Um dos objetivos da política pública de natalidade, que constam do programa do XXIII Governo Constitucional, passa por criar condições para que as famílias possam ter os filhos que desejam, permitindo-lhes desenvolver projetos de vida com maior qualidade e segurança, conciliando o trabalho e a vida familiar e pessoal.

vide Portaria no 198/2022 de 27 de julho

A Portaria no 198/2022 de 27 de julho regula a concretização da medida da gratuitidade das creches e creches familiares, integradas no sistema de cooperação, bem como das amas do Instituto da Segurança Social, I. P., conforme consagrado na Lei 2/2022. 

Mas, com o andar da gerigonça política, quem são as crianças que vão ter realmente acesso a uma vaga gratuita na creche, em Portugal?

  • Primeiro, dizia-se que as creches gratuitas eram para todas as crianças (Julho 2021)
  • Depois, percebemos que a gratuitidade era só para crianças nascidas após 1-9-2021 e que frequentassem o sector social (IPSS com vagas financiadas ou uma ama do Instituto da Segurança Social I.P. (Lei 2/2022 de Jan 2022))
  • Entretanto, concluiu-se que as vagas do sector social não chegam, nem para metade das crianças que precisam desta resposta social, e, já depois das inscrições feitas para o próximo ano letivo, criaram-se novos citérios de acesso a uma vaga gratuita em 27 de julho 2022:
    1. Garantir vaga a quem já frequentou a creche no ano anterior;
    2. Crianças com deficiência/incapacidade;
    3. Filhos de pais menores de idade, crianças em situação de acolhimento ou em casa de abrigo;
    4. Crianças com irmãos na mesma resposta social;
    5. Crianças do 1o e 2o escalão que residem na área de influência;
    6. Crianças do 1o e 2o escalão, cujos pais trabalhem na área de influência;
    7. Crianças de agregados familiares monoparentais ou famílias numerosas, que residem na área de influência;
    8. Crianças que residem na área de influência;
    9. Crianças de agregados familiares monoparentais ou famílias numerosas, cujos pais trabalhem na área de influência;
    10. Crianças cujos pais trabalhem na área de influência.

Afinal,

  1. as vagas já não são para todas as crianças “independentemente do contexto socioeconómico em que vivem”...
  2. nem promovem “uma plena integração e igualdade de acesso de oportunidades a todas as crianças” (vide Portaria no 198/2022)

 

Pergunta 1)

Como se vão aplicar estes novos critérios da gratuitidade depois das inscrições já feitas?

Cancelam-se as inscrições às crianças que não cumprem os critérios e devolve-se o dinheiro?
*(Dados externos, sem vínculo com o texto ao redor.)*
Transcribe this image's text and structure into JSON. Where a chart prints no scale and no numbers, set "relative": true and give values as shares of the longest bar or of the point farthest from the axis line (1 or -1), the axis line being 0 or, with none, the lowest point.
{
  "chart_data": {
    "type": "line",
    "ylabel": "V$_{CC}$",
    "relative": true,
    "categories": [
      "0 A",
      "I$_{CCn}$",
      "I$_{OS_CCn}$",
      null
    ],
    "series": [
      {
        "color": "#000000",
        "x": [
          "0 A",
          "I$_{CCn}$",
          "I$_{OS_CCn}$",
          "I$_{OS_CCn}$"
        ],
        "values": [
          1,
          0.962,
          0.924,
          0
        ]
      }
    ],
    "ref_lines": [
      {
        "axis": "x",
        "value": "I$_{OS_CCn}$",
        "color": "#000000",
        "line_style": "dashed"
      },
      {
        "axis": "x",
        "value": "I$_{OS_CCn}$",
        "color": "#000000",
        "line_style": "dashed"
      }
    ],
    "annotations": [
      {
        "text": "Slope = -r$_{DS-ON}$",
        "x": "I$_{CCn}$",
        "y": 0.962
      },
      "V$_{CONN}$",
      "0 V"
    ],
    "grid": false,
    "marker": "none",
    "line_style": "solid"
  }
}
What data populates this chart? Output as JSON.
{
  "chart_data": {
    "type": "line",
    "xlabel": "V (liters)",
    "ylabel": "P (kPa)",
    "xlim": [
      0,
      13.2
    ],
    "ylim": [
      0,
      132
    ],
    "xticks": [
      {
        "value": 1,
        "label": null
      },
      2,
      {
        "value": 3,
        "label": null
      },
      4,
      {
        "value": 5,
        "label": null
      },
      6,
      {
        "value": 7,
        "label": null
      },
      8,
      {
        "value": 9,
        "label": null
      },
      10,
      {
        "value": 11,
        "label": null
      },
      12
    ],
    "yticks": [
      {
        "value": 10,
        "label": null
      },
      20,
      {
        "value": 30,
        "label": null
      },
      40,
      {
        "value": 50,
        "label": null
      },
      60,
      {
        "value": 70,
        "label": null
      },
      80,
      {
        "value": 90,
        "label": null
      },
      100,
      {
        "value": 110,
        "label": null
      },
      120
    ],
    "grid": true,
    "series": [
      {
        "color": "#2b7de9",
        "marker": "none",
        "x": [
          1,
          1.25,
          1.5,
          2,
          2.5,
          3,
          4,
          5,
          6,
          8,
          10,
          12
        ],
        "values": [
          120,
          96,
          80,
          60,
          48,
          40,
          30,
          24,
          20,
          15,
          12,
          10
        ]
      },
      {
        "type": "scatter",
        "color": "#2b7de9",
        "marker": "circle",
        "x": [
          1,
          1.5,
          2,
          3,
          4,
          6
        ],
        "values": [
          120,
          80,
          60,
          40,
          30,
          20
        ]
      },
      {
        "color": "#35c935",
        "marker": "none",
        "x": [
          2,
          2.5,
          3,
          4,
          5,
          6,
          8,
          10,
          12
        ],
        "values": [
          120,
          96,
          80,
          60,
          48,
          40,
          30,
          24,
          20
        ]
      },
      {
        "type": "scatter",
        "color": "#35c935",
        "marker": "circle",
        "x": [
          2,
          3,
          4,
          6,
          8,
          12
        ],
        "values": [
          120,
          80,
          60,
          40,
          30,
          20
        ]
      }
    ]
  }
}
Simplesmente não se cumpre os critérios para quem já estava inscrito?

Pergunta 2)

Se a primeira prioridade vai para crianças que frequentaram a creche no ano anterior (mesmo nascidas antes de 1-9-2021) e se há poucas vagas nas IPSS, quantas crianças dos critérios seguintes vão ter acesso a vagas gratuitas?

Pergunta 3)

Se as prioridades de admissão a vagas gratuitas vão depois para crianças com maiores vulnerabilidades sociais e económicas (o que se compreende), quantas crianças sem problemas sociais e de saúde vão ter acesso a uma vaga  gratuita?

Pergunta 4)

Como se pretende atenuar as diferenças sociais e alcançar a inclusão social com este afunilamento de critérios a uma vaga gratuita?

Pergunta 5)

Se os berçários podem acolher mais crianças do que a lotação permite nas IPSS (para proteger crianças em risco), que qualidade de resposta vai ser dada nestas condições de salas supranumerárias, a estas crianças?

Pergunta 6)

Nas condições propostas com esta portaria, como se cumpre o 11o princípio do Pilar Europeu dos Direitos Sociais que protagoniza “serviços de educação e acolhimento na primeira infância a preços comportáveis e de boa  qualidade”?

Pergunta 7)

As creches particulares têm menos qualidade do que as amas da Segurança Social?

Pergunta 8)

As creches particulares cobrem, em média, mais do que 460€ por criança (custo técnico de uma criança por mês no sector social)?

Pergunta 9)

Onde está o superior interesse da criança?